A cela on peut ajouter deux remarques générales : la gravité de la crise, touchant les acteurs régionaux mais aussi les grandes puissances extérieures, devrait se traduire par une baisse générale de la conflictualité et donc une baisse des violences ; inversement, les mêmes conditions peuvent déclencher des prises de risques de la part d’acteurs opportunistes (groupes miliciens par exemple) ou de tel ou tel acteur voulant sortir de ce qu’ils percevraient comme une impasse stratégique (Iran ?). Sur le terrain :
- l’annonce d’une offre de cessez-le-feu par l’Arabie saoudite place peut-être le Yémen sur la carte des situations de crise qui pourraient voir une désescalade s’opérer du fait de la crise pandémique ;
- en Syrie, le cessez-le-feu à Idlib, bien que précaire, se trouve sans doute être plus pérenne (sous influence russe notamment) que cela n’aurait été le cas en l’absence de la crise sanitaire ; toutefois, la Turquie continue de renforcer ses moyens militaires à Idlib et le régime syrien a procédé aussi à des démonstrations de force ; dans les zones contrôlées par le régime, ce sont souvent des seigneurs de la guerre qui font la loi ;
- en Libye, il est difficile d’observer une vraie différence : la Russie et la Turquie, comme les acteurs locaux, continuent sur leur lancée. Le cessez-le-feu n’est pas vraiment respecté ;
- enfin, en Iran, et plus généralement dans les théâtres possibles de conflit irano-américain, voire irano-israélien, la politique au bord du gouffre continue : pas d’escalade pour l’instant mais résolution maintenue du côté de l’aile dure du régime iranien et de son équivalent à Washington.

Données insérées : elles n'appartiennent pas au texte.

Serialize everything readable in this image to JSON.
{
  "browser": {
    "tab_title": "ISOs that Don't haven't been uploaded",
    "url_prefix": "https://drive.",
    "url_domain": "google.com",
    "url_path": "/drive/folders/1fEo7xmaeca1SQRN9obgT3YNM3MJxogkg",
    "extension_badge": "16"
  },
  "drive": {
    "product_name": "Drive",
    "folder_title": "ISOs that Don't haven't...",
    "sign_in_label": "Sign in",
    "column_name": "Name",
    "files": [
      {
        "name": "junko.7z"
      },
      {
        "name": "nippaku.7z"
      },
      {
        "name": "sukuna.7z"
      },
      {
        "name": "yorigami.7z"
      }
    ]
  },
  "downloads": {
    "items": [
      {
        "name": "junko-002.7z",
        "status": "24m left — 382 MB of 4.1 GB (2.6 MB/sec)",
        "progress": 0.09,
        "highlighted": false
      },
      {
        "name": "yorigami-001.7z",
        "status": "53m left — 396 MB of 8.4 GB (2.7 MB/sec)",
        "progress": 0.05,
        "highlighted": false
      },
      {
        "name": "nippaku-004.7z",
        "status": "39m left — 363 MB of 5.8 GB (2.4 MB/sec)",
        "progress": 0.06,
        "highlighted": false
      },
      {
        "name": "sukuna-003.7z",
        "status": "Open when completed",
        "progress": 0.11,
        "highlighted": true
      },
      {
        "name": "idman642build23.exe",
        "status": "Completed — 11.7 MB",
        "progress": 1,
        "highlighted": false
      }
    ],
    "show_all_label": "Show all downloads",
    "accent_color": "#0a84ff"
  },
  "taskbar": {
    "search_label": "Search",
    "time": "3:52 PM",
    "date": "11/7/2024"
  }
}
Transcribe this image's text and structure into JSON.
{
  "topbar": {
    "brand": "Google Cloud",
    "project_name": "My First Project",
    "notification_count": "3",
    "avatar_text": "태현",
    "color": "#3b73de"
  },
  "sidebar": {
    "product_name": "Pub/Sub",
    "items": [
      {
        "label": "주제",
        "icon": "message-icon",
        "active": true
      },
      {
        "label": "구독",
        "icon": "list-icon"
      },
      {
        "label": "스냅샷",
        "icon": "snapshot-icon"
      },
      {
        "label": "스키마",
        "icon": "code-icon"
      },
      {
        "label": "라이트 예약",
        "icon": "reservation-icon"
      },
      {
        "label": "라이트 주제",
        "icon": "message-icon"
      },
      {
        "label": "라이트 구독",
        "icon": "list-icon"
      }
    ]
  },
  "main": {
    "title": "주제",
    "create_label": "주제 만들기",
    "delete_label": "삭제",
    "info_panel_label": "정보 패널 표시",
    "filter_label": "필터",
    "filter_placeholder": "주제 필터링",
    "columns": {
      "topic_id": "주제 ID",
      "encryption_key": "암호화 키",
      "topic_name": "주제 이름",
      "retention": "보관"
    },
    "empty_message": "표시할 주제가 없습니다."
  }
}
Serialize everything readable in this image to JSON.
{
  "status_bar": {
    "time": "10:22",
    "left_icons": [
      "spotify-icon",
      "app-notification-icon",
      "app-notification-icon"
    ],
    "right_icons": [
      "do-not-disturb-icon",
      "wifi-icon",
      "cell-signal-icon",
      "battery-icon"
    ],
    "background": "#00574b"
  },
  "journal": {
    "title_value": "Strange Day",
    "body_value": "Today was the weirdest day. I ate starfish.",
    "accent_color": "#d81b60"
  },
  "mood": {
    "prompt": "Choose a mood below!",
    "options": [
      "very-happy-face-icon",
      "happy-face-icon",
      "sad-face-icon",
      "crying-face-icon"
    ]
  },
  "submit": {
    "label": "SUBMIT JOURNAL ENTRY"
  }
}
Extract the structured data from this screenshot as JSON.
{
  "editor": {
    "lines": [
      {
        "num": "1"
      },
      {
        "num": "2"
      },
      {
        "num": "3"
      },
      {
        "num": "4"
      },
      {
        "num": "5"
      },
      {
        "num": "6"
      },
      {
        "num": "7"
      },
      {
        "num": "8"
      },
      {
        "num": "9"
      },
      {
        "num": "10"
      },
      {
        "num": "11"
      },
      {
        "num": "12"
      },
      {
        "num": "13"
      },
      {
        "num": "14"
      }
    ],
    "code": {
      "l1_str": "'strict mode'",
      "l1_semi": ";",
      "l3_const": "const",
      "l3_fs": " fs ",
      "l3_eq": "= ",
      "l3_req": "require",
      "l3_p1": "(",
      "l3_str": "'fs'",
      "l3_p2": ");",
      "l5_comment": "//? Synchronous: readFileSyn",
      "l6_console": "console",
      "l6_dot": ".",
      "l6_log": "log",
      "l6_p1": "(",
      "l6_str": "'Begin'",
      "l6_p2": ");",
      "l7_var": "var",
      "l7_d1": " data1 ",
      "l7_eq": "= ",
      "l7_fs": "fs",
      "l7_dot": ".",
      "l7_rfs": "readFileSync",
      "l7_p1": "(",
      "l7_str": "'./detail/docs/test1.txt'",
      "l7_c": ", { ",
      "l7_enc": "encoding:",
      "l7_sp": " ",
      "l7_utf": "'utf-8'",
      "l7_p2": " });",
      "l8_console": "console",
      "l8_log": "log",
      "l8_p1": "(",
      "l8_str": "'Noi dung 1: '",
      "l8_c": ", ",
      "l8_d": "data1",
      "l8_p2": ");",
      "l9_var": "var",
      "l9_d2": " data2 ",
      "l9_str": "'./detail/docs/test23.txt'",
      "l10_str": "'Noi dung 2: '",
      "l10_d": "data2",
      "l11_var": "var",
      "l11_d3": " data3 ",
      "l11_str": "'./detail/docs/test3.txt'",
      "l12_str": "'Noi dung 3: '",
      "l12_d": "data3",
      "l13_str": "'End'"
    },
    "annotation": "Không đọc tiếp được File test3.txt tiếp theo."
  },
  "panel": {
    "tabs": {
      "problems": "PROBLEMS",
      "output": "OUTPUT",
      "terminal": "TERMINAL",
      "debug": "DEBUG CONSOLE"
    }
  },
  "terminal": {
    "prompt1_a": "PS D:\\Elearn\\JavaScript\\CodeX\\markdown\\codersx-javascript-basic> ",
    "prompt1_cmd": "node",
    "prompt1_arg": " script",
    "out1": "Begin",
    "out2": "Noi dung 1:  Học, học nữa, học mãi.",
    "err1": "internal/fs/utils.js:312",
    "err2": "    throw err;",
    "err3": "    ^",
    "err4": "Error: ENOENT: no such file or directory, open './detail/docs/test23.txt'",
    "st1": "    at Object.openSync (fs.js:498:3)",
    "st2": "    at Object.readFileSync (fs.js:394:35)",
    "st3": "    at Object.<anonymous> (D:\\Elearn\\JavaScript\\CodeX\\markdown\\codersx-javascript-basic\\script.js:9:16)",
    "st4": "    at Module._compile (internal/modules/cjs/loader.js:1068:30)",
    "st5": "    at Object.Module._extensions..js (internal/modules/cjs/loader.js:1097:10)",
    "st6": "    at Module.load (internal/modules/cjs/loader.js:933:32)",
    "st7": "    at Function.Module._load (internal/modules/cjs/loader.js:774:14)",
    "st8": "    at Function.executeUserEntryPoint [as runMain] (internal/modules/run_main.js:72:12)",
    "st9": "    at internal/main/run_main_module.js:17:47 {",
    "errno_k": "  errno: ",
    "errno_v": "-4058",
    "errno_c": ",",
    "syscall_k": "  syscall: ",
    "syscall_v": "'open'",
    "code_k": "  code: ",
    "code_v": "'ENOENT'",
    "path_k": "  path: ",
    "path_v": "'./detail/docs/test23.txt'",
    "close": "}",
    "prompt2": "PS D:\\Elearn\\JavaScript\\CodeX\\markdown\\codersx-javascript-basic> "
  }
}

Dans le même ordre d’idée, on peut assister en Irak et en Syrie à un basculement de pans entiers du territoire dans une véritable anarchie, propice à une résurgence encore plus marquée des centrales terroristes, dont Daesh.
Géopolitique : le grand jeu international
Arrivons à la seconde question géopolitique : le jeu de la rivalité entre grandes puissances. Il est tentant de dire là aussi que les fondamentaux ne sont pas affectés par la crise sanitaire. Et pourtant, on ne peut s’empêcher de penser qu’au minimum cette crise devrait accélérer des tendances déjà à l’œuvre : le désengagement américain, si relatif soit-il, qui est bien connu ; et ce que l’on pourrait appeler "la baisse de rendement de l’investissement russe en Syrie". Sur ce dernier point, notons qu’en Syrie, même la Russie a atteint ses objectifs initiaux et devrait logiquement chercher à consolider ses acquis par un règlement international. Dans le Golfe, M. Poutine vient de subir un échec dans la bataille sur le prix du pétrole qui va certainement affecter son prestige régional.